I was still learning a lot about the mountains, and myself, in May 2018. I had finished chemotherapy less than two months earlier, and had almost no experience on mountain trails.
I had purchased a basic set of hiking gear from REI before I left the United States, but was still missing an important piece of climbing gear: a bear bell.
The mountains of Japan have a healthy population of Asiatic black bears (Ursus thibetanus), and although they don’t hunt hikers, people do occasionally suffer injuries (and, more rarely, death) after accidentally startling a bear on mountain trails. As a result, most Japanese hikers wear small bells that jingle to warn bears of their approach.
The bells have a variety of voices, from faint jingles that sound like fairy chimes to deep, brassy ringing that carries across long distances. Some people find them irritating, but I love their happy songs.
After finishing my first climb, on Mt. Akagi, I had bought a tiny fish-shaped omamori (lucky charm) bell at Akagi Shrine; it was supposed to bring good fortune, and I hung it on my pack in the hope that it would keep away the bears. It made a faint but magical jingling sound that made me smile every time I heard it.
Unfortunately, the tiny charm proved far too small and silent for a bear bell (though I love the way it sounds, and it’s still hanging from my pack today).

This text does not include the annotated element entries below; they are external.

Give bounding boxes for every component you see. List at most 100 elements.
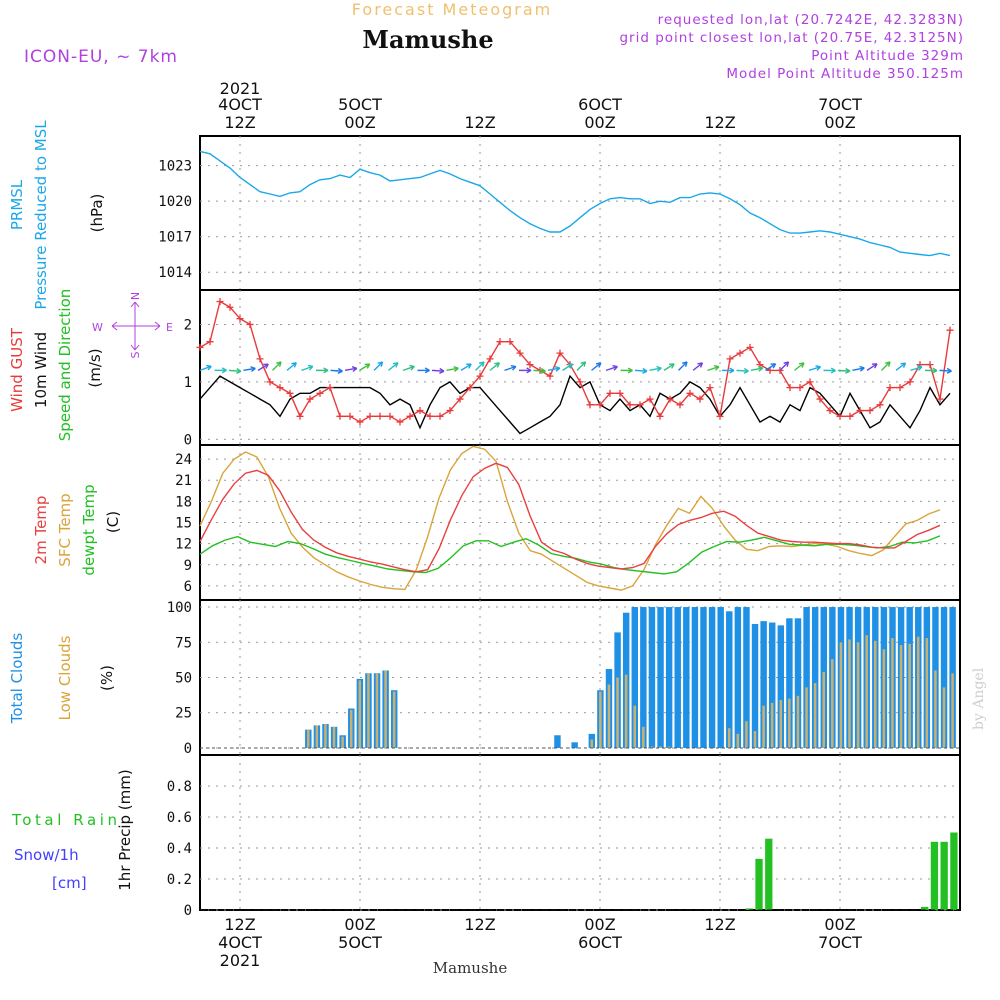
- wind-direction-arrow: [243, 367, 256, 372]
- gust-marker: [256, 355, 264, 363]
- wind-direction-arrow: [765, 363, 776, 371]
- wind-arrow-head: [900, 362, 907, 368]
- low-cloud-bar: [727, 728, 731, 748]
- low-cloud-bar: [916, 636, 920, 748]
- gust-marker: [236, 315, 244, 323]
- gust-marker: [936, 395, 944, 403]
- gust-marker: [606, 389, 614, 397]
- wind-arrow-head: [682, 361, 688, 367]
- wind-direction-arrow: [199, 365, 212, 372]
- low-cloud-bar: [942, 687, 946, 748]
- wind-direction-arrow: [330, 369, 343, 372]
- low-cloud-bar: [839, 642, 843, 748]
- time-label-bottom: 12Z: [224, 915, 255, 934]
- gust-marker: [546, 372, 554, 380]
- grid-coordinates: grid point closest lon,lat (20.75E, 42.3…: [619, 30, 964, 46]
- total-cloud-bar: [734, 607, 742, 748]
- wind-direction-arrow: [779, 361, 790, 371]
- gust-marker: [416, 407, 424, 415]
- time-label-bottom: 7OCT: [818, 933, 862, 952]
- gust-marker: [336, 412, 344, 420]
- wind-direction-arrow: [344, 367, 357, 372]
- wind-arrow-head: [885, 361, 891, 367]
- wind-10m-label: 10m Wind: [32, 332, 50, 408]
- total-cloud-bar: [665, 607, 673, 748]
- total-cloud-bar: [777, 625, 785, 748]
- time-label-top: 12Z: [464, 113, 495, 132]
- gust-marker: [926, 361, 934, 369]
- y-tick-label-temp: 12: [175, 537, 192, 553]
- wind-direction-arrow: [895, 362, 906, 371]
- total-rain-label: Total Rain: [11, 811, 117, 829]
- low-cloud-bar: [341, 736, 344, 748]
- wind-direction-arrow: [402, 365, 415, 372]
- gust-marker: [706, 384, 714, 392]
- wind-direction-arrow: [286, 362, 297, 371]
- wind-arrow-head: [364, 363, 371, 369]
- wind-direction-arrow: [808, 366, 821, 372]
- gust-marker: [896, 384, 904, 392]
- y-tick-label-precip: 0.8: [167, 779, 192, 795]
- gust-marker: [206, 338, 214, 346]
- precip-unit: 1hr Precip (mm): [116, 769, 134, 890]
- gust-marker: [856, 407, 864, 415]
- compass-s: S: [129, 351, 142, 358]
- low-cloud-bar: [813, 683, 817, 748]
- wind-arrow-head: [830, 367, 836, 374]
- gust-marker: [196, 343, 204, 351]
- gust-marker: [696, 395, 704, 403]
- wind-direction-arrow: [692, 362, 703, 371]
- wind-direction-arrow: [591, 362, 602, 371]
- wind-direction-arrow: [707, 366, 720, 372]
- temp2m-line: [199, 462, 941, 573]
- low-cloud-bar: [865, 635, 868, 748]
- low-cloud-bar: [831, 659, 834, 748]
- y-tick-label-pressure: 1017: [158, 230, 192, 246]
- wind-arrow-head: [276, 361, 282, 368]
- gust-marker: [676, 401, 684, 409]
- gust-marker: [846, 412, 854, 420]
- rain-bar: [940, 841, 948, 910]
- wind-arrow-head: [554, 365, 561, 372]
- rain-bar: [921, 906, 929, 910]
- gust-marker: [296, 412, 304, 420]
- low-cloud-bar: [375, 673, 379, 748]
- gust-marker: [726, 355, 734, 363]
- wind-arrow-head: [263, 363, 269, 369]
- low-cloud-bar: [934, 670, 937, 748]
- wind-arrow-head: [250, 366, 256, 373]
- gust-marker: [876, 401, 884, 409]
- wind-direction-arrow: [460, 363, 472, 371]
- wind-direction-arrow: [547, 367, 560, 372]
- wind-direction-arrow: [852, 367, 865, 372]
- gust-marker: [716, 412, 724, 420]
- time-label-bottom: 12Z: [464, 915, 495, 934]
- rain-bar: [765, 838, 773, 910]
- time-label-bottom: 00Z: [344, 915, 375, 934]
- wind-speed-direction-label: Speed and Direction: [56, 289, 74, 442]
- wind-arrow-head: [236, 368, 242, 374]
- panel-frame-precip: [199, 754, 961, 911]
- wind-unit: (m/s): [86, 348, 104, 387]
- total-cloud-bar: [751, 623, 759, 748]
- wind-direction-arrow: [866, 363, 878, 371]
- wind-direction-arrow: [431, 369, 445, 372]
- wind-arrow-head: [424, 367, 430, 374]
- low-cloud-bar: [616, 677, 619, 748]
- wind-arrow-head: [494, 362, 501, 368]
- y-tick-label-clouds: 50: [175, 671, 192, 687]
- time-label-top: 12Z: [704, 113, 735, 132]
- model-label: ICON-EU, ~ 7km: [24, 47, 178, 67]
- wind-direction-arrow: [649, 367, 662, 372]
- wind-arrow-head: [642, 367, 648, 374]
- low-cloud-bar: [358, 680, 362, 748]
- gust-marker: [626, 401, 634, 409]
- gust-marker: [646, 395, 654, 403]
- wind-arrow-head: [337, 367, 343, 374]
- wind-arrow-head: [729, 367, 735, 374]
- low-cloud-bar: [590, 739, 594, 748]
- gust-marker: [656, 412, 664, 420]
- wind-arrow-head: [798, 362, 805, 368]
- total-cloud-bar: [803, 607, 810, 748]
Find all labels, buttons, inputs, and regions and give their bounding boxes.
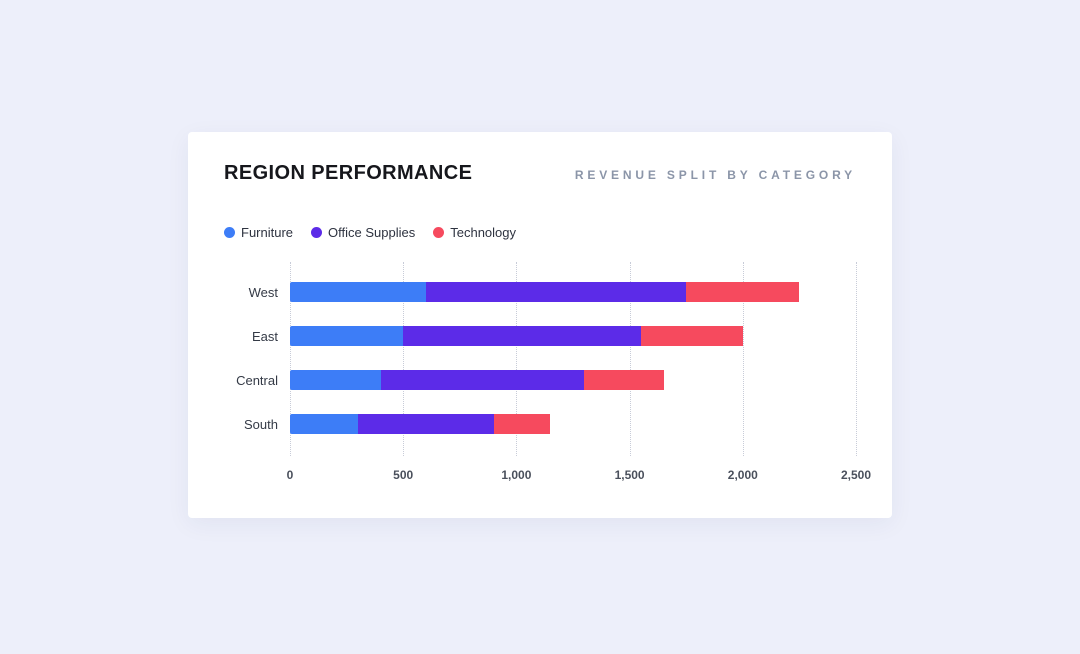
x-tick-label: 0 [286,468,294,482]
bar-rows: West East Central South [224,262,856,456]
bar-row: East [224,314,856,358]
bar-segment-office-supplies [425,282,687,302]
bar-segment-furniture [290,414,358,434]
bar-segment-technology [686,282,800,302]
bar-track [290,370,856,390]
card-title: REGION PERFORMANCE [224,162,473,184]
bar-segment-office-supplies [357,414,494,434]
legend-item: Office Supplies [311,225,415,240]
bar-label: Central [236,372,278,388]
gridline [856,262,857,456]
legend-item: Technology [433,225,516,240]
chart-legend: Furniture Office Supplies Technology [224,225,856,240]
x-tick-label: 1,500 [614,468,645,482]
legend-label: Office Supplies [328,225,416,240]
bar-label: West [248,284,278,300]
x-tick-label: 2,000 [727,468,758,482]
bar-segment-furniture [290,326,404,346]
bar-row: Central [224,358,856,402]
legend-item: Furniture [224,225,293,240]
card-header: REGION PERFORMANCE REVENUE SPLIT BY CATE… [224,162,856,185]
legend-dot-icon [433,227,445,238]
bar-segment-technology [584,370,664,390]
bar-segment-furniture [290,282,426,302]
bar-segment-office-supplies [403,326,641,346]
bar-segment-technology [493,414,551,434]
legend-dot-icon [224,227,235,238]
legend-dot-icon [311,227,323,238]
x-axis: 0 500 1,000 1,500 2,000 2,500 [224,456,871,482]
bar-row: West [224,270,856,314]
bar-segment-technology [640,326,743,346]
bar-segment-furniture [290,370,381,390]
bar-label: South [244,416,278,432]
x-tick-label: 500 [393,468,414,482]
card-subtitle: REVENUE SPLIT BY CATEGORY [574,168,856,182]
stacked-bar-chart: West East Central South 0 500 1,000 1,500 2,000… [224,262,871,482]
bar-label: East [251,328,278,344]
bar-track [290,282,856,302]
bar-track [290,326,856,346]
bar-segment-office-supplies [380,370,585,390]
x-tick-label: 2,500 [840,468,872,482]
legend-label: Furniture [241,225,294,240]
region-performance-card: REGION PERFORMANCE REVENUE SPLIT BY CATE… [188,132,892,518]
bar-track [290,414,856,434]
x-tick-label: 1,000 [501,468,532,482]
x-ticks: 0 500 1,000 1,500 2,000 2,500 [286,466,871,482]
legend-label: Technology [450,225,517,240]
bar-row: South [224,402,856,446]
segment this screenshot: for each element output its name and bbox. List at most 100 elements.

As I descended from the summit of Daibosatsu, I listened to the voices of the bells on other hikers’ packs. The ringing grew louder as they approached and faded as the distance between us grew. Each time I passed, or was passed by, another bell-wearing hiker, I felt a surge of desire to find a bear bell of my own.
The deep green woods were the perfect environment for bears, and although Daibosatsu’s trails were busy enough to keep me relatively safe (because I could take advantage of the bells the other hikers wore), I had plans to hike in remote places and would need a bear bell of my own.
More importantly, I wanted a jingling bell to accompany my hikes with cheerful sound. And I wanted not only a bell, but the right bell–a bell whose voice I enjoyed enough to spend countless hours listening to it on the forest trails.
When I passed a mountain hut that offered food and gear for sale, I looked for a bell, but they were out of stock. However, I did acquire a summit pin–the second one I had ever owned (or earned).
As it turned out, the “perfect bell” would elude me for three more weeks and five more peaks.
Where did I find it? That’s a story for another day.
*I tell the story of my 100 Summits adventure as a whole in CLIMB (Prometheus Books, June 2020); the stories I’m telling on the blog are the ones that didn’t make it into that book.